Clustering cosine similarity matrix

python math scikit-learn cluster-analysis data-mining

21,483

You can easily do this using spectral clustering. You can use the ready implementations such as the one in sklearn or implement it yourself. It is rather an easy algorithm.

Here is a piece of code doing it in python using sklearn:

import numpy as np
from sklearn.cluster import SpectralClustering
mat = np.matrix([[1.,.1,.6,.4],[.1,1.,.1,.2],[.6,.1,1.,.7],[.4,.2,.7,1.]])
SpectralClustering(2).fit_predict(mat)
>>> array([0, 1, 0, 0], dtype=int32)

As you can see it returns the clustering you have mentioned.
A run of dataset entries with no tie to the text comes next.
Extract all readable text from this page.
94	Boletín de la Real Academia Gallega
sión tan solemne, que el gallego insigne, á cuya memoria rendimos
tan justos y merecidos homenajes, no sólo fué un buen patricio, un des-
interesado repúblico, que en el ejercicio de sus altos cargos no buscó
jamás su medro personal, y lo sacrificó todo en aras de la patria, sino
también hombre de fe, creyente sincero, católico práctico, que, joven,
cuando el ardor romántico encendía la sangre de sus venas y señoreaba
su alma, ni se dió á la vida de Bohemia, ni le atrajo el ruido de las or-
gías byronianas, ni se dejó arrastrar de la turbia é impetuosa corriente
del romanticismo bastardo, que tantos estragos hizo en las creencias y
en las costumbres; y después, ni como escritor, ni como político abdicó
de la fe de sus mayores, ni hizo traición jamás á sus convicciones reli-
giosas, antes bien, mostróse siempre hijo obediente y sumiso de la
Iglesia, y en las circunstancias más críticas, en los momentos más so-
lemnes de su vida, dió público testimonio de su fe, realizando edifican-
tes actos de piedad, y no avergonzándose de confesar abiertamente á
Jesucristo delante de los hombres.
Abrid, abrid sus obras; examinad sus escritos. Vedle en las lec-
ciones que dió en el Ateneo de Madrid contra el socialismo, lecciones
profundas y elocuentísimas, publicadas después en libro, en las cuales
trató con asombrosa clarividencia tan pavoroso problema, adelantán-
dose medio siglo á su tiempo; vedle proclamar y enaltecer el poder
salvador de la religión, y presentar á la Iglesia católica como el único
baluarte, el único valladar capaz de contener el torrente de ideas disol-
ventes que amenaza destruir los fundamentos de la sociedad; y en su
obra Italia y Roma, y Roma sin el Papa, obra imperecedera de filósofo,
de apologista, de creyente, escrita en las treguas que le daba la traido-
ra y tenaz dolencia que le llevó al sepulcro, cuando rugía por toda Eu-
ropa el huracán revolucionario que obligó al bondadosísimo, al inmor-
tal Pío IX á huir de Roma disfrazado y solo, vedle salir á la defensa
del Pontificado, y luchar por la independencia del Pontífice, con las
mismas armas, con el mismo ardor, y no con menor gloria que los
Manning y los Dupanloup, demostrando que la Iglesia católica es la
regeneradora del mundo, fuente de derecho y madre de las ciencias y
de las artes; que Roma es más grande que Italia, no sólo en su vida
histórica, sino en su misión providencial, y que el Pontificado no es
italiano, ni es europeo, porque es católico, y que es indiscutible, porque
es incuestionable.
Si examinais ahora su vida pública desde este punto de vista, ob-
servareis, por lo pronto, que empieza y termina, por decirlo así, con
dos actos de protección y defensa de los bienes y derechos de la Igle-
The algorithm takes the top k eigenvectors of the input matrix corresponding to the largest eigenvalues, then runs the k-mean algorithm on the new matrix. Here is a simple code that does this for your matrix:

from sklearn.cluster import KMeans
eigen_values, eigen_vectors = np.linalg.eigh(mat)
KMeans(n_clusters=2, init='k-means++').fit_predict(eigen_vectors[:, 2:4])
>>> array([0, 1, 0, 0], dtype=int32)

Note that the implementation of the algorithm in the sklearn library may differ from mine. The example I gave is the simplest way of doing it. There are some good tutorial available online describing the spectral clustering algorithm in depth.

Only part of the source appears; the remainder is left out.